The wild, wind-swept Atlantic coast of Galicia is a truly exhilarating place. It’s home to some of the finest beaches in the entire country, often with a backdrop of forested hills. The waters that crash into the rocks and cliffs are clean and clear, but also chilly, going on frigid. Perfect for cooling off in fierce August temperatures. Best of all though, this coastline is dotted with picturesque port towns and fishing villages, that serve up some of the finest seafood in Europe.
We’d lost track of time while watching dolphins on Playa de Lariño, and had to make a quick dash towards the bustling fishing town of Muros in search of lunch. This historic little place was crowded with people all converging on its restaurants with much the same idea. We were late and a couple of places had already stopped serving, but we eventually found an outdoor table in the main square amongst Spanish families happily enjoying their summer holidays.
We ordered up some specials of the day, traditional local dishes fished out of the cold Atlantic waters: razor clams, scallops and Galicia’s most famous food, Pulpo Gallego. Galician octopus cooked with olive oil and sweet Spanish paprika, served with potatoes and fresh bread, is simply delicious. Especially washed down with a glass of Albariño. It was one of those perfect lunches, and it ticked off one of my foodie bucket list items: Pulpo Gallego served on a wooden board on the Galician coast.
Despite the influx of tourists, Muros still feels like an authentic Galician port town. We strolled down the promenade alongside a harbour housing fishing boats and pleasure boats, their brilliant colours illuminated under a hot sun. Away from the water, narrow alleyways climb up the hillside between tightly packed houses. We wandered aimlessly amongst the deserted streets, until we emerged close to the 13th century Church of San Pedro.
The port is still deep enough for fairly large boats and fishing remains one of the main industries of the town. We were there on a Sunday and most boats were very firmly in port. Muros is a tiny place that would be a perfect base from which to explore further along this beautiful coast, but after an hour of wandering the streets and harbour we’d run out of areas of town to investigate. We jumped in the car and set off back towards Cambados.

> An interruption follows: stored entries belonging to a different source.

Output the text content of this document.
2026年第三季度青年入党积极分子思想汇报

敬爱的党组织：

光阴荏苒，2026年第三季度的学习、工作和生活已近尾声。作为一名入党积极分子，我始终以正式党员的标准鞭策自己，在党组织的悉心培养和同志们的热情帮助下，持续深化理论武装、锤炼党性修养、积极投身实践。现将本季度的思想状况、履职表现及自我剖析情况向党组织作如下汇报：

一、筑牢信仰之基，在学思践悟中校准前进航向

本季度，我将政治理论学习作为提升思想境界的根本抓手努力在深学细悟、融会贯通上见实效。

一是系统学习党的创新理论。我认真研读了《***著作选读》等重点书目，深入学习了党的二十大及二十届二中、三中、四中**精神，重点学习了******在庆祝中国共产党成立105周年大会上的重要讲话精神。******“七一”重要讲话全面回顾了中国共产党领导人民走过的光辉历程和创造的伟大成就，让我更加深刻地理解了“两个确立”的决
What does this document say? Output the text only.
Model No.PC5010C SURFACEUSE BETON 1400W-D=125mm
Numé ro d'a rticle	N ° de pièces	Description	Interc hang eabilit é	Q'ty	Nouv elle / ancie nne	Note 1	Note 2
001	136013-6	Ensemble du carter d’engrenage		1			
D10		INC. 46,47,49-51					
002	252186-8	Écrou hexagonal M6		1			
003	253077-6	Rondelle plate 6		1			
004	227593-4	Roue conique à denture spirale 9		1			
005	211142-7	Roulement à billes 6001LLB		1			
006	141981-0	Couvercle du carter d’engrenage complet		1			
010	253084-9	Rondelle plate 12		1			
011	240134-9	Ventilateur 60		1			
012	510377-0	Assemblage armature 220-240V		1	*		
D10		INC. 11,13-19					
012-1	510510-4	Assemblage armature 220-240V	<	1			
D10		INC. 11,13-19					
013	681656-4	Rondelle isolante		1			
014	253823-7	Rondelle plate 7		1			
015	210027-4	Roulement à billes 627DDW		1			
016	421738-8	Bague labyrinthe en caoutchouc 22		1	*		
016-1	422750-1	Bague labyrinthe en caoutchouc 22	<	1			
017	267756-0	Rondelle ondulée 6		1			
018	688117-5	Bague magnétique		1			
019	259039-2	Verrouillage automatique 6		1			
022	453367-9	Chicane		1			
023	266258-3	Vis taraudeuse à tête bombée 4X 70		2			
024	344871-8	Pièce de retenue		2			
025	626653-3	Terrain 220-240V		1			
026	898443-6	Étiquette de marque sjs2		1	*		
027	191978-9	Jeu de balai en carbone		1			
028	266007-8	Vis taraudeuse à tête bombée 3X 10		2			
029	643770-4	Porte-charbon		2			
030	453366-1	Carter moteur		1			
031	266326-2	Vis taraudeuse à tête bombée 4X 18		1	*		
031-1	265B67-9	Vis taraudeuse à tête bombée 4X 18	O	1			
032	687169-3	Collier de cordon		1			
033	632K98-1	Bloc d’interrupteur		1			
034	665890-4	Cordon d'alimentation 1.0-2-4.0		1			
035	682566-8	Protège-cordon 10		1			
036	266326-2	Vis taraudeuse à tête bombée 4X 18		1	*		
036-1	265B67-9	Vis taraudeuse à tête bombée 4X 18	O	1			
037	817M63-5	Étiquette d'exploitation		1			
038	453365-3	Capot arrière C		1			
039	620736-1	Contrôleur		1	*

Deciding to take the long route back, we followed the winding coast road to Noia. A typical Galician fishing town, Noia boasts a massive road bridge that cuts across the estuary, providing great views over the water before depositing you onto another peninsular. We passed numerous horreos, traditional grain stores that have become a symbol of Galicia. It’s remarkable so many have survived into the 21st century, but they are topped with crosses for extra protection.
We realised that if we continued along the coast as planned, we’d arrive in Cambados sometime around midnight. We didn’t want to miss more delicious seafood and wine tasting at the Vinoteca Ribeira de Fefiñans, so took a quicker route back. The next day we’d leave for Pontevedra, our final Galician destination before heading inland to the cathedral city of Leon. It would be hard to leave the glorious Galician coast behind, but we were already planning our next visit.